In patients with advanced disease who are refractory to medical therapy, heart transplantation may be considered.
The progression of heart failure is are associated with left ventricular remodeling, which manifests as gradual increases in left ventricular end-diastolic and end-systolic volumes, wall thinning, and a change in chamber geometry to a more spherical, less elongated shape. This process is usually associated with a continuous decline in ejection fraction. The concept of cardiac remodeling was initially developed to describe changes which occur in the days and months following myocardial infraction. It has been extended to cardiomyopathies of non-ischemic origin, such as idiopathic dilated cardiomyopathy or chronic myocarditis, suggesting common mechanisms for the progression of cardiac dysfunction. Literally, reverse remodeling is the process of reversing the remodeling, or in other words,it is a process of a temporary or a permanent correction of the heart. A 2004 article gives a description of the current therapies that support reverse remodeling and suggests a new approach to the prognosis of cardiomyopathies.

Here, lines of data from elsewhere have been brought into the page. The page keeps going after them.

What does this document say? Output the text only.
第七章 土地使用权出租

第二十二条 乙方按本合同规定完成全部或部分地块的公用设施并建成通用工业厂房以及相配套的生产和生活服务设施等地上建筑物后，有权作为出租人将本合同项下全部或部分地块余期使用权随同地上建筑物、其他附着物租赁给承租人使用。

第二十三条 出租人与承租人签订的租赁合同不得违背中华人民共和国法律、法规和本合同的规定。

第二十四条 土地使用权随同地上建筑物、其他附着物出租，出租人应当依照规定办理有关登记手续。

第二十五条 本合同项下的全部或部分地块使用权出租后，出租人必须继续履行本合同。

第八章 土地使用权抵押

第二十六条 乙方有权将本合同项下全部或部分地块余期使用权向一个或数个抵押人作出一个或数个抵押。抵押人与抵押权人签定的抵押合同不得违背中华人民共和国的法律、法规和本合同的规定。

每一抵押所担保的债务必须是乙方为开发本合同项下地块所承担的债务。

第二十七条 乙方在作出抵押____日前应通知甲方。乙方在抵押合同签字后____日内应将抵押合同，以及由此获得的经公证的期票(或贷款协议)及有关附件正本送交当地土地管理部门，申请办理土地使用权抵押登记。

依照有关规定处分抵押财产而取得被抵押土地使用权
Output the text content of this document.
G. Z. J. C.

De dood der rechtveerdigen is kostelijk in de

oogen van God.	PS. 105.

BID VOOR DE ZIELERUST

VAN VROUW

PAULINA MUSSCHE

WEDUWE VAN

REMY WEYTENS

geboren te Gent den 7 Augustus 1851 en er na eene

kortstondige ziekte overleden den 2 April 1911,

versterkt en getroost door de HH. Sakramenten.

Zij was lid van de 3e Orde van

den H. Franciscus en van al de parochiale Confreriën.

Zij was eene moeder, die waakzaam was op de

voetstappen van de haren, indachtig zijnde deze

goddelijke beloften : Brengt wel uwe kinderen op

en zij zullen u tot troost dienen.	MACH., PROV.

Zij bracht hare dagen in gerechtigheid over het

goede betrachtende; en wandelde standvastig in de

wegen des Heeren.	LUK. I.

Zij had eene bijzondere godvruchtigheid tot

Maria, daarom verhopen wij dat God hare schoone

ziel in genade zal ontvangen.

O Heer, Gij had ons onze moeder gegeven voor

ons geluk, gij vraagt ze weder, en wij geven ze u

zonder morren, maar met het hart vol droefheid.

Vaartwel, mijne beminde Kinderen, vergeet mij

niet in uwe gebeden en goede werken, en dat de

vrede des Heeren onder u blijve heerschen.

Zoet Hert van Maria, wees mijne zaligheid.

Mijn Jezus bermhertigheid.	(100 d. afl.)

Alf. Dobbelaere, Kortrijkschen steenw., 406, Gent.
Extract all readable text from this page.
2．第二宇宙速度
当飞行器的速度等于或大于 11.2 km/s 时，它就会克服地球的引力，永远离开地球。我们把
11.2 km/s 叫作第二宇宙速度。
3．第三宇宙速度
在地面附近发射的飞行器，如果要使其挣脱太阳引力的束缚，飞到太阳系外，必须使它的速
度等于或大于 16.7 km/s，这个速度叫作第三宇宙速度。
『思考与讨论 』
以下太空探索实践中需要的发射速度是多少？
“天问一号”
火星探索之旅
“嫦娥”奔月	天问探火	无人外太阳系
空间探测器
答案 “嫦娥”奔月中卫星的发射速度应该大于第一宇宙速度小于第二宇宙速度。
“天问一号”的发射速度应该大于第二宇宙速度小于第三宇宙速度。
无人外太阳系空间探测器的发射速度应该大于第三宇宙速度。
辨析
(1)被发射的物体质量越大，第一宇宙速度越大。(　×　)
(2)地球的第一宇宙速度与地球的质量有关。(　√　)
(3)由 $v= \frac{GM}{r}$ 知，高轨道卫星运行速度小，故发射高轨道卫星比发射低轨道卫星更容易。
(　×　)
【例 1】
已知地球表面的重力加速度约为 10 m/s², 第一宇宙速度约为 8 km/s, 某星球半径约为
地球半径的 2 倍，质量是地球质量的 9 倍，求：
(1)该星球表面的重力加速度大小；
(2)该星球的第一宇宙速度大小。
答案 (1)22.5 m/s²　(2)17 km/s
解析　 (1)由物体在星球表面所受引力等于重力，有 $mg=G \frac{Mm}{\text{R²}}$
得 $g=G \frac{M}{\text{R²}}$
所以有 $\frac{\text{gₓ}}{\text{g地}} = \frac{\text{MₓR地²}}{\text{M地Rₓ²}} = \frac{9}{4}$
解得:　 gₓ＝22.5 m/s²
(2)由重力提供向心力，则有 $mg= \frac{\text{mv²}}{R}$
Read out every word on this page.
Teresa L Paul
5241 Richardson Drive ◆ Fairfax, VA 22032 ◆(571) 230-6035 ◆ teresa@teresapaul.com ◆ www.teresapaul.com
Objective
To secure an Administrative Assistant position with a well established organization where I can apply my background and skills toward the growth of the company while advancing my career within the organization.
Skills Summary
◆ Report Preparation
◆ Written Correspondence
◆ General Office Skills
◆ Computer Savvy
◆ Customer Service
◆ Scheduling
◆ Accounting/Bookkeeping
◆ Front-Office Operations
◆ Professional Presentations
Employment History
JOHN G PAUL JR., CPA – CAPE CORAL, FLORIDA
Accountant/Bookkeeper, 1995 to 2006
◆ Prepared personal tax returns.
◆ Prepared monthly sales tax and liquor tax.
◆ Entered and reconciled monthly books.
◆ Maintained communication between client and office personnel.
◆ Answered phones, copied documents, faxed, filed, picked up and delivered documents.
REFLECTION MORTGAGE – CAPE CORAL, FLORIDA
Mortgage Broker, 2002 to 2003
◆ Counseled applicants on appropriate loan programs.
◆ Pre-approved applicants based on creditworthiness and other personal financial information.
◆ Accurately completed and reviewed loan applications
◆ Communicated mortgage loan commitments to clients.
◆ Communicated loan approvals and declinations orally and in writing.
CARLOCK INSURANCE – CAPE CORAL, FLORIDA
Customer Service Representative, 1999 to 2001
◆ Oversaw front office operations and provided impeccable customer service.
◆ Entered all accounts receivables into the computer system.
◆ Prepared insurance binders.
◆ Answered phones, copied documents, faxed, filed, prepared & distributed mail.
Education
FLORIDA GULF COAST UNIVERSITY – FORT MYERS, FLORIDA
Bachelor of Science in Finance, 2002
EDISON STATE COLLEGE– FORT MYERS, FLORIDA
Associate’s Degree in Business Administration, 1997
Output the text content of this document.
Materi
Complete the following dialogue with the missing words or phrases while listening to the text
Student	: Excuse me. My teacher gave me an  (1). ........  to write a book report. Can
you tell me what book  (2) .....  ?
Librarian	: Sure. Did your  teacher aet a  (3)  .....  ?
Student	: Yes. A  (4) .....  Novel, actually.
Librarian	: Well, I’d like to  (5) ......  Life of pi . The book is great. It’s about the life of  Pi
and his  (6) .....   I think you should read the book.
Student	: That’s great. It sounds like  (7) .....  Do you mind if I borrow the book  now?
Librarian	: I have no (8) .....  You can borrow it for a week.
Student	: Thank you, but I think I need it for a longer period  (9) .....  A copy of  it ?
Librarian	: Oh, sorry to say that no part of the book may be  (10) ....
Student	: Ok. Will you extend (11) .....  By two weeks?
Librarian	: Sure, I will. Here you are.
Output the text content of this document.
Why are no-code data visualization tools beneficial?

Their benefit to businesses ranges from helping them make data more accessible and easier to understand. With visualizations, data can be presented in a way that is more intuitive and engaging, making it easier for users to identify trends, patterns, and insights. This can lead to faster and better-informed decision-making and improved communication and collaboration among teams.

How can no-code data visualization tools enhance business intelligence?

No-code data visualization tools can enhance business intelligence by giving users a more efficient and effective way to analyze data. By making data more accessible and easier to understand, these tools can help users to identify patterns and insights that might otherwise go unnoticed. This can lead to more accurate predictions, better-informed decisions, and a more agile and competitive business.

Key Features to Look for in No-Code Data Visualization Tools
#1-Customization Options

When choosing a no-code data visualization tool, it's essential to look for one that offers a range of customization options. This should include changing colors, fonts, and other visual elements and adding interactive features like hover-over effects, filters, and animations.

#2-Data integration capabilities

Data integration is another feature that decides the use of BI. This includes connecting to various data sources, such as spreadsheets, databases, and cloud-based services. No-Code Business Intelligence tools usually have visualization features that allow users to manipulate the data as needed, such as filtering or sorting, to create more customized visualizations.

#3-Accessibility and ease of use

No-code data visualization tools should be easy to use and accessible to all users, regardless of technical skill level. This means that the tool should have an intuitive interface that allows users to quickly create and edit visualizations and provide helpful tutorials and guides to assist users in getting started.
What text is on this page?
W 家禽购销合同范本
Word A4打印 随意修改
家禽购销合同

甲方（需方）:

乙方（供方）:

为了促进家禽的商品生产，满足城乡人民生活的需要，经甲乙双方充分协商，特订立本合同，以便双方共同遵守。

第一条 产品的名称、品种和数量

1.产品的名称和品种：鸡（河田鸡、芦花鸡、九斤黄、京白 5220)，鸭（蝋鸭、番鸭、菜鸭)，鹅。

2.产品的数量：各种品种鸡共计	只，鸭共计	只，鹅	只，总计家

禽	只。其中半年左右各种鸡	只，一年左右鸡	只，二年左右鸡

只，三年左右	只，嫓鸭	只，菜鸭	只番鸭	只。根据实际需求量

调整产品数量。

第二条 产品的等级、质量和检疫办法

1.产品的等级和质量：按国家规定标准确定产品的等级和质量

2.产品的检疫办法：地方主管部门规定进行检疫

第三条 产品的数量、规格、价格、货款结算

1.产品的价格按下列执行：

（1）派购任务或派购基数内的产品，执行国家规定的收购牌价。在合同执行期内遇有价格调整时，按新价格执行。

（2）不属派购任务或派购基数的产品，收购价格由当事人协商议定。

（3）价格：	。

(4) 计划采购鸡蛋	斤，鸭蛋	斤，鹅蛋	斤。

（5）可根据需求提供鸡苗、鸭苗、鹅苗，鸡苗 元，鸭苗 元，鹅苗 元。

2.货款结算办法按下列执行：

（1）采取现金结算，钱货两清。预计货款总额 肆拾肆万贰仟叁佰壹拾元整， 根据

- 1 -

Alternative treatments are promoted by some, including food supplements Coenzyme Q10, L-Carnitine, Taurine and D-Ribose, and there is some evidence for the benefits of Coenzyme Q10 in treating heart failure.
Dilated cardiomyopathy is a heritable disease in some dog breeds, including the Boxer, Dobermann, Great Dane, Irish Wolfhound and St Bernard. Treatment is based on medication, including ACE inhibitors, loop diuretics and phosphodiesterase inhibitors.
Dilated cardiomyopathy is also a disease affecting some cat breeds, including the Oriental Shorthair, Burmese, Persian, and Abyssinian. As opposed to these hereditary forms, non-hereditary DCM used to be common in the overall cat population before the addition of taurine to commercial cat food.
There is also a high incidence of heritable dilated cardiomyopathy in captive Golden Hamsters (mesocricetus auratus), thanks in no small part to their being highly inbred. The incidence is high enough that several strains of Golden Hamster have been developed to serve as animal models in clinical testing for human forms of the disease.
In the video game, Trauma Team, during diagnosis, one patient gets diagnosed with Dilated cardiomyopathy.